Indiana Code
Chapter 3. Name of Entity
23-0.5-3-1. Permitted Names; Falsely Implying Government Agency Status or Connection

Sec. 1. (a) Except as otherwise provided in subsection (d), after December 31, 2017, the name under which a domestic filing entity may be formed, the name under which a foreign entity may register to do business in Indiana, a name reserved under section 3 of this chapter, or an assumed name registered under section 4 of this chapter must be distinguishable on the records of the secretary of state from any:
(1) name of an existing domestic filing entity;
(2) name of a domestic filing entity that has not been administratively dissolved for more than one hundred twenty (120) days;
(3) name of a foreign entity registered to do business in this state under IC 23-0.5-5;
(4) name reserved under section 3 of this chapter, IC 23-1-23 (before its repeal), IC 23-16-2-2 (before its repeal), IC 23-17-5 (before its repeal), or IC 23-18-2-9 (before its repeal);
(5) assumed name registered under IC 23-15-1-1(e) (before that chapter's repeal); or
(6) assumed name registered under section 4(e) of this chapter.
(b) If an entity consents in a record to the use of its name in a form satisfactory to the secretary of state, the name of the consenting entity may be used by the entity to which the consent was given. Consent may not be given for the use of a reserved name.

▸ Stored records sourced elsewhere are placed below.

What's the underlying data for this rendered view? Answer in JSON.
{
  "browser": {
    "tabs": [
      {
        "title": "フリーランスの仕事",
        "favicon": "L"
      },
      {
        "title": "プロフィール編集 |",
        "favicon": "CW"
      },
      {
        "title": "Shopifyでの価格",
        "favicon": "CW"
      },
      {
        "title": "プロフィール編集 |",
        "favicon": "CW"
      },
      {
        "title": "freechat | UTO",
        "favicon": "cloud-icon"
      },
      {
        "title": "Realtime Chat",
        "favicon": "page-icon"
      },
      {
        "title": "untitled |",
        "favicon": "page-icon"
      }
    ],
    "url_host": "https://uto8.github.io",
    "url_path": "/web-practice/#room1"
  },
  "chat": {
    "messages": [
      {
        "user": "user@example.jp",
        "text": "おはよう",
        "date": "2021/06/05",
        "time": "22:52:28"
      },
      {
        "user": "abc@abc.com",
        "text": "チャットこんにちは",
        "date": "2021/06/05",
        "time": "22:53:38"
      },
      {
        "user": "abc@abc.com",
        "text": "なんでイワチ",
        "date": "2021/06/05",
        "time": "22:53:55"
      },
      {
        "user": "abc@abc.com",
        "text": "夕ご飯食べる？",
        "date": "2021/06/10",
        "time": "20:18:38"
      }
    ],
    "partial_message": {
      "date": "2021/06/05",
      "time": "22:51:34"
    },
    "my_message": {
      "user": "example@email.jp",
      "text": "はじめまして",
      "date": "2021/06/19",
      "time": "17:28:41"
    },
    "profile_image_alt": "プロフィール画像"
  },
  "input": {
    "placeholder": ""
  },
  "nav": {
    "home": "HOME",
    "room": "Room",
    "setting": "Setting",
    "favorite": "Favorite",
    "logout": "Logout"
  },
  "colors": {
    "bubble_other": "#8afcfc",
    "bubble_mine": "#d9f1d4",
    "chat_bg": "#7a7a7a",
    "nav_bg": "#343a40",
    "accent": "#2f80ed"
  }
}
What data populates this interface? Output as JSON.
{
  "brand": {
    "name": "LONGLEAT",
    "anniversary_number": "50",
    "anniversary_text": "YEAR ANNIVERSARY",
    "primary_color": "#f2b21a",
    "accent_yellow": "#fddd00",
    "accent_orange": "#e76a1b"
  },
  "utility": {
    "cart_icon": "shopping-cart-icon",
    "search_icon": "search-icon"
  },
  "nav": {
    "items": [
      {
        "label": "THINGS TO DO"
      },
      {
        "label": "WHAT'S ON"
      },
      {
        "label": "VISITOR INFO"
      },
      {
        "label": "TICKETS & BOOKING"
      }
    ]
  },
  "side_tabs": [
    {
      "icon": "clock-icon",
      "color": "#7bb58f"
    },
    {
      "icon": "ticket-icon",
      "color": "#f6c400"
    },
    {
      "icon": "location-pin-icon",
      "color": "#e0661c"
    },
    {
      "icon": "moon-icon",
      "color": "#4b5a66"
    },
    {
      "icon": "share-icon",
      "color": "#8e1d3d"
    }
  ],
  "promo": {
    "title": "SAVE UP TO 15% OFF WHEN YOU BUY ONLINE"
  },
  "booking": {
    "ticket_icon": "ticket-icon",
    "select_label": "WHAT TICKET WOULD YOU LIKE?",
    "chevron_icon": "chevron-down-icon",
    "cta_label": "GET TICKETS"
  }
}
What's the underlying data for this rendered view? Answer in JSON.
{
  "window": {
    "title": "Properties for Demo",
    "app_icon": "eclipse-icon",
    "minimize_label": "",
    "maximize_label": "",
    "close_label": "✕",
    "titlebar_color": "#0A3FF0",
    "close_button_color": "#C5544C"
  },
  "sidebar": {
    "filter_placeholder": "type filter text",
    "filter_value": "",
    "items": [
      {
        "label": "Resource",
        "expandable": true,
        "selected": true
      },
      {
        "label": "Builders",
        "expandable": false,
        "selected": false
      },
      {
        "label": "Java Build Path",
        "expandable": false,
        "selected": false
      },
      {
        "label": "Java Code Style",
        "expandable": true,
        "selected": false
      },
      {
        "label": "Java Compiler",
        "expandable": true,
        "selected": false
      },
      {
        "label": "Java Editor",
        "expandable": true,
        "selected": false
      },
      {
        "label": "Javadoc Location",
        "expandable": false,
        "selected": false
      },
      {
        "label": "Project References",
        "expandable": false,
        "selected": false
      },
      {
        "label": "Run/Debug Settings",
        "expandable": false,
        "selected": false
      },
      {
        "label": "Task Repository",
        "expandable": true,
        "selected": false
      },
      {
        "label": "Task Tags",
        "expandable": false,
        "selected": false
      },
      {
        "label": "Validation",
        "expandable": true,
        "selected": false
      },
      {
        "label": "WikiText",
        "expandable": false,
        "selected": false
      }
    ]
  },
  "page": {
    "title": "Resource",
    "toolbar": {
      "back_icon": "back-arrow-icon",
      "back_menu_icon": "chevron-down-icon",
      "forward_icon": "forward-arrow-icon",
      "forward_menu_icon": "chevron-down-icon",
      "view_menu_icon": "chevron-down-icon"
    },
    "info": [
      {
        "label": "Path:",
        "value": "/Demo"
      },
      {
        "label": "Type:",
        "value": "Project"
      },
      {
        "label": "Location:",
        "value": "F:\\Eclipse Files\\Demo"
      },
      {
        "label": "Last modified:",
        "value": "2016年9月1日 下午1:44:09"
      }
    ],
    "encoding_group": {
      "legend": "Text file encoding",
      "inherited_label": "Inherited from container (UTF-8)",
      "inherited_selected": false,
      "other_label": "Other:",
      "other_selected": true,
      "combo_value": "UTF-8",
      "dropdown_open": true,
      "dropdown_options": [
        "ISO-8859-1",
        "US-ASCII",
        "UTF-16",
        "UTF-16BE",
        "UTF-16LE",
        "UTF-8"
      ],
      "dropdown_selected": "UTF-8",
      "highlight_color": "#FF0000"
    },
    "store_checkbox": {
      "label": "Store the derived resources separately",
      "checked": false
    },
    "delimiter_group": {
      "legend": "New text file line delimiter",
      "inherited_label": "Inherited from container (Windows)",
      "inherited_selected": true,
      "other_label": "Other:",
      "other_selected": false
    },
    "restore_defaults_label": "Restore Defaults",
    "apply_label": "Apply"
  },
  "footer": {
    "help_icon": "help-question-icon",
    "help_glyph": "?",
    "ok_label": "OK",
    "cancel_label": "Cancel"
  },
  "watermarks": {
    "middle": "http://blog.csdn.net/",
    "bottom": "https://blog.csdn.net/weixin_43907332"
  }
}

(c) Except as otherwise provided in subsection (d), in determining whether a name is the same as or not distinguishable on the records of the secretary of state from the name of another entity, words, phrases, or abbreviations indicating the type of entity, such as "corporation", "corp.", "incorporated", "Inc.", "company", "co", "professional corporation", "PC", "P.C.", "professional service corporation", "PSC", "P.S.C.", "Limited", "Ltd.", "limited partnership", "LP", "L.P.", "limited liability partnership", "LLP", "L.L.P.", "limited liability company", "LLC", "L.L.C.", "limited liability company-s", "LLC-s", or "L.L.C.-s", may not be taken into account.
(d) Consent is not needed in the following cases in which an entity's name is no longer distinguishable on the records of the secretary of state from an assumed business name of another entity:
(1) In the case of an entity that files an entity filing that changes only the word, phrase, or abbreviation described in subsection (c) that indicates what type of entity the entity is.
(2) In the case of an entity that files its public organic record or certificate of registration using a name the entity has reserved under this title before January 1, 2018.
(3) In the case of an entity that files an application for reinstatement not more than one hundred twenty (120) days after the effective date of a dissolution under IC 23-0.5-6.
(e) The name or assumed name of a domestic filing entity or foreign filing entity shall not contain language that falsely indicates or implies that the domestic filing entity or the foreign filing entity is, or is connected with, a government agency of this state, another state, or the United States.
(f) If the name or assumed name of a domestic filing entity or foreign filing entity on record with the secretary of state violates subsection (e), the secretary of state may remove the name or assumed name from the record.